Suatu pagi yang cerah ketika Allis tidur semalam tanpa alas, tanpa lampu, dan tentu saja tanpa teman. Di sebuah gubuk tua berbadang, sunyi, sepi, dan gelap. Semalam dia tersesat, tertinggal atau entah ditinggal oleh rombongannya. Rombongan para pendaki yang beranggotakan 8 orang. 5 laki-laki dan 3 perempuan termasuk dia.
Segera dia bangun, menata rambutnya yang acak-acakan dan kemudian pergi ke seberang danau di depan gubuk tua itu, danau yang indah yang selama ini belum dia ketahui di media-media sosial. Berembus nafas yang besar, dia menenangkan dirinya yang “seharusnya” tegang karena entah sekarang dia berada di mana. Sebagai pecinta alam, dia sudah tahu apa yang harus dia lakukan. Tentu saja harus mencari jalan keluar. Danau itu tidak cukup besar, Allis bisa berkeliling danau dengan berjalan.
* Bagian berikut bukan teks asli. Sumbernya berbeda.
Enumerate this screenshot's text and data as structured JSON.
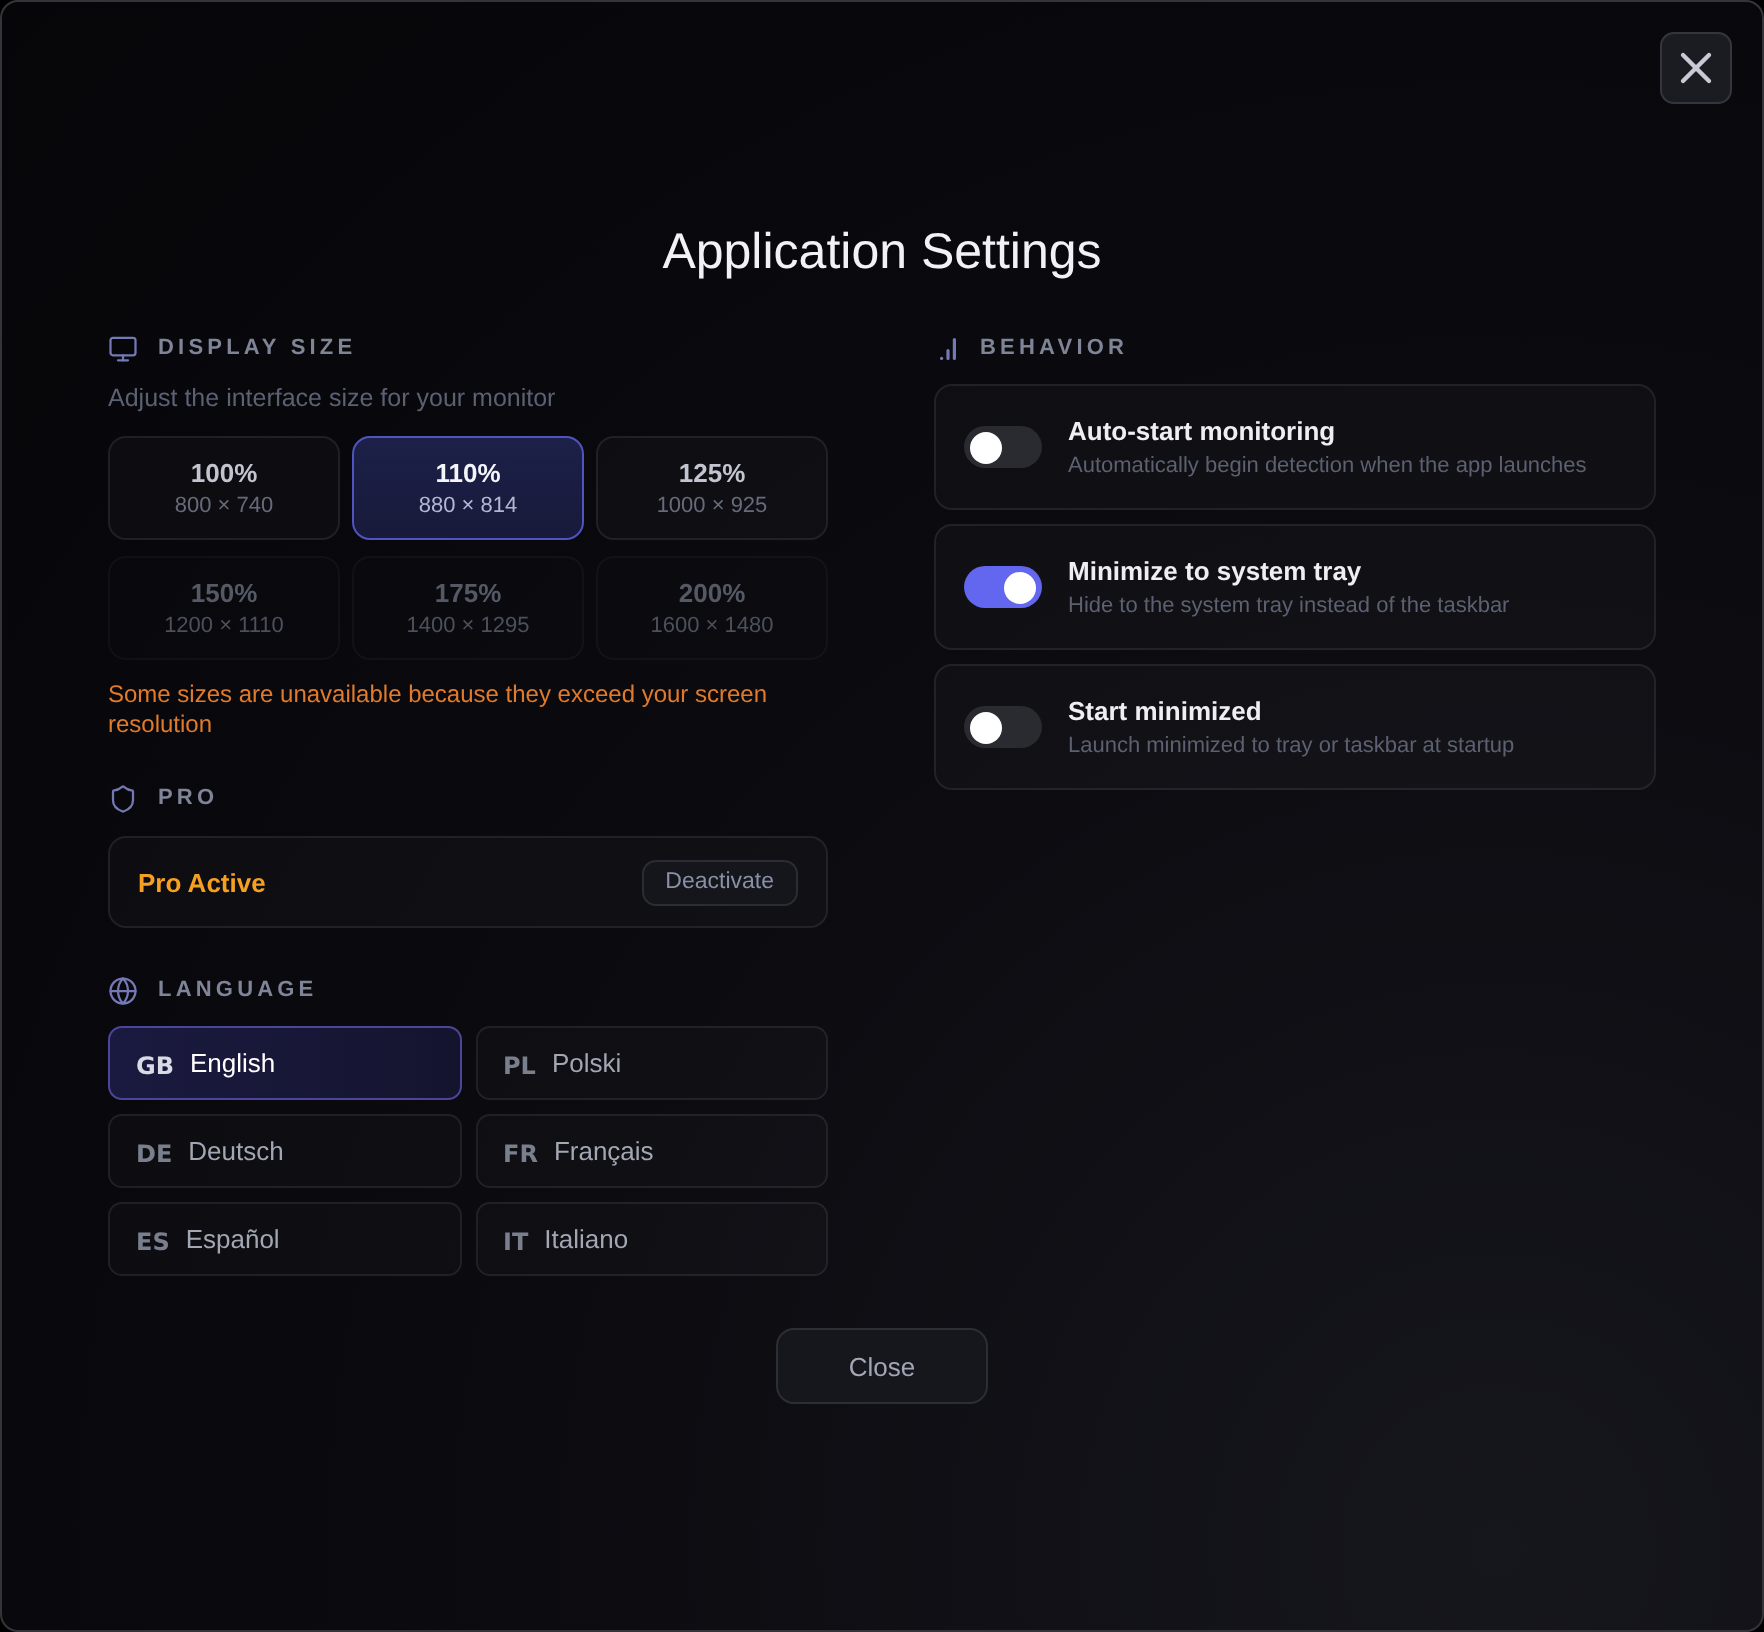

Satu langkah kemudian ada suara gemersik di balik semak-semak yang lebat di belakangnya. Spontan dia berhenti melangkah dan berbalik arah, semak-semak kemudian tenang seolah tidak ada apa-apa. Dia berjalan lagi dan hampir setengah luas danau tersebut. Masih memandangi semak-semak tadi. Tak disangkanya seorang muncul dari semak-semak itu, terlihat seorang pria berjaket merah. Bercelana jeans dan seperti orang kota, Allis kegirangan dia berpikir dia dapat menemukan teman yang sekiranya bisa diajak keluar dari hutan belantara ini. Dia berlari kembali menuju semak-semak dengan gembira, semakin dekat semakin hilang sosok misterius itu.
“Siapa dia? Kenapa dia menjauh? Kenapa tidak mendekat? Kenapa meninggalkan aku yang seharusnya dia menghampiri aku? Aku kan perempuan seharusnya dia tahu apa yang ku rasakan sekarang, tersesat sendirian,” ucap Allis keheranan.
Keesokan hari setelah kejadian itu, Allis semakin bingung karena tadi malam dia juga menemui sosok pria berjaket merah tersebut di depan gubuk, dia terlihat asyik bermain di pinggir danau. Tentu saja Allis takut untuk memanggilnya karena kejadian kemarin pagi yang membuatnya banyak berpikir negatif tentang pria tersebut. Kemudian dia menenangkan diri dengan memakan sedikit sosis dan nugget sisa makanan yang ada di ransel besarnya tersebut.
Sembari memakan dia masih berfikir keras tentang sosok pria itu, tak terduga pintu gubuk terdobrak, tak lain adalah sosok pria tersebut yang mendobrak. Allis menjerit ketakutan, menodongkan pisau tajam ke arah pria tersebut yang barusan dipakai untuk membuka nugget asin nya itu.
“Jangan mencoba mendekat atau kau akan kubunuh!”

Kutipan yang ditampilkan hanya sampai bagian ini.